Storage Architecture

Couchbase Server consists of various services and components that have different storage requirements. Each component uses the optimized storage engine purpose-built and configured for the workload of relevant components.

As an administrator, you can independently control data and index storage paths within the file system on a per node basis. This ensures data and index storage can utilize separate I/O subsystems to enable independent tuning and isolation. There are multiple storage engines in use in Couchbase Server:

  • Data Service, MapReduce Views, and Spatial Views

    These use Couchstore. Each vBucket is represented as a separate Couchstore file in the file system. Couchstore uses a B+tree structure to quickly access items through their keys. To ensure efficient and safe writes, Couchstore uses an append-only write model for each file.

  • Index Service

    In Couchbase Server Enterprise Edition, for standard indexes, the Index Service uses the Plasma storage engine. This maintains indexes partially on disk and partially in memory, thereby conserving memory resources. Plasma supports high-performance concurrent disk-access.

    In Couchbase Server Enterprise Edition, the Index Service also uses the Nitro storage engine, in support of Memory-Optimized indexes. Nitro provides fast index scanning, low-overhead snapshot creation, and scalable garbage collection. Additionally, although designed principally to handle indexes in memory, Nitro saves indexes to disk at regular intervals: this allows the Indexer to recover from a restart, without needing to rebuild indexes.

    For more information on Plasma and Nitro, see Global Secondary Index Storage.

    Note that in Couchbase Server Community Edition, the Index Service does not support Memory-Optimized indexes, and uses the ForestDB storage engine for standard indexes, rather than Plasma.

Append-only and Compaction

As mutations arrive, the writes append new pages to the end of the file and invalidate links to previous versions of the updated pages. With these append-only write models, a compaction process is needed to clean up the orphaned or fragmented space in the files.

In Couchbase Server, the compaction process reads the existing file and writes a new contiguous file that no longer contains the orphaned items. The compaction process runs in the background and is designed to minimize the impact on the front end performance.

The compaction process can be manual, scheduled, or automated based on percentage of fragmentation. Compaction of an entire dataset is parallelized across multiple nodes as well as multiple files within those nodes.
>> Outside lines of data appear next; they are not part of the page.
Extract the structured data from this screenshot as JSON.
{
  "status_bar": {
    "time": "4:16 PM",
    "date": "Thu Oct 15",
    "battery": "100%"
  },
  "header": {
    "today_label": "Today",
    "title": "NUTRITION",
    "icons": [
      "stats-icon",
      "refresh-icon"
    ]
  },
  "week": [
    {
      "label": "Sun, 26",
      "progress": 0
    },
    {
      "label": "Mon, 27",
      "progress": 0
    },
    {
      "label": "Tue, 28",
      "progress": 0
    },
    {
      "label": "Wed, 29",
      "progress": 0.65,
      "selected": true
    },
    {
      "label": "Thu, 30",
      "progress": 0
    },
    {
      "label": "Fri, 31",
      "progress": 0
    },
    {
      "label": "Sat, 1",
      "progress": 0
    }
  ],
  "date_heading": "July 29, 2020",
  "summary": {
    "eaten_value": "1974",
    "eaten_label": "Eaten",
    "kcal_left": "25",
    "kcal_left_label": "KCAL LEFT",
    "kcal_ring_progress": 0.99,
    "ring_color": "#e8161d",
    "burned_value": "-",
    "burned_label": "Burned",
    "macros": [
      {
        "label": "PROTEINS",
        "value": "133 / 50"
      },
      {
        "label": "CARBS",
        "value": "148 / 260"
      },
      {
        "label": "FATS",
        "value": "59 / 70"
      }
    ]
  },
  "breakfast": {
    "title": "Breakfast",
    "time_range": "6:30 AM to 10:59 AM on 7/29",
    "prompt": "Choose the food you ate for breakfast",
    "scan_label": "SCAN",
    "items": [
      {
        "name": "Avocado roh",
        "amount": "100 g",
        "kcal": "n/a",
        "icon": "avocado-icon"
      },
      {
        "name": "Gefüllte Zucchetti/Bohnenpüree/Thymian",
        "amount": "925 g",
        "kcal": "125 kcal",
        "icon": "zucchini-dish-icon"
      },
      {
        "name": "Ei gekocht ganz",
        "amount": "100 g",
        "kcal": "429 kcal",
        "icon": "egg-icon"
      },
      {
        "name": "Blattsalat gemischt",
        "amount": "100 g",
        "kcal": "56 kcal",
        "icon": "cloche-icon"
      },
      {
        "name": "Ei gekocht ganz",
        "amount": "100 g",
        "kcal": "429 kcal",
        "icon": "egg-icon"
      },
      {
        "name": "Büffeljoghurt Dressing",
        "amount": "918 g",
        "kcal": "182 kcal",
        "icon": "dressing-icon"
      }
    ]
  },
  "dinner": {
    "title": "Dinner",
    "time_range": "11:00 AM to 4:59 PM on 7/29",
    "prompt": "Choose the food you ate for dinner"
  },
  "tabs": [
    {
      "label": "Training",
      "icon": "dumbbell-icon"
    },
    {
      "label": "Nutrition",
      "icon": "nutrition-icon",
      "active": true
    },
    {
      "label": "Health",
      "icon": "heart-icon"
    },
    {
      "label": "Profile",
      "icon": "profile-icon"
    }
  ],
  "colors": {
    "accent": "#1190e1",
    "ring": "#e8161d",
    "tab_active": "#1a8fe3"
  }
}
In the figure below, as updated data is received by Couchbase Server, the previous versions are orphaned. After compaction, the orphaned references are removed and a continuous file is created.

compaction
Figure 1. Compaction in Couchbase Server

Writes with Circular Reuse

When you enable writes with "circular reuse", as mutations arrive, instead of simply appending new pages to the end of the file, write operations look for reusing the orphaned space in the file. If there is not enough orphaned space available in the file that can accommodate the write, the operation may still do a write with append. With writes with circular reuse, a compaction process is still needed to create a continuous (defragmented) file.

With circular reuse, full compaction still operates the same way. The compaction process reads the existing file and writes a new contiguous file that no longer contains the orphaned items, and is written as a contiguous file in order of the keys. The compaction process runs less often with writes with circular reuse. Compaction still runs in the background and is designed to minimize the impact on the front end performance.

The compaction process can be manual, scheduled, or automated based on percentage of fragmentation. See Configuring Auto-Compaction for details. Compaction of an entire dataset is parallelized across multiple nodes as well as multiple files within those nodes.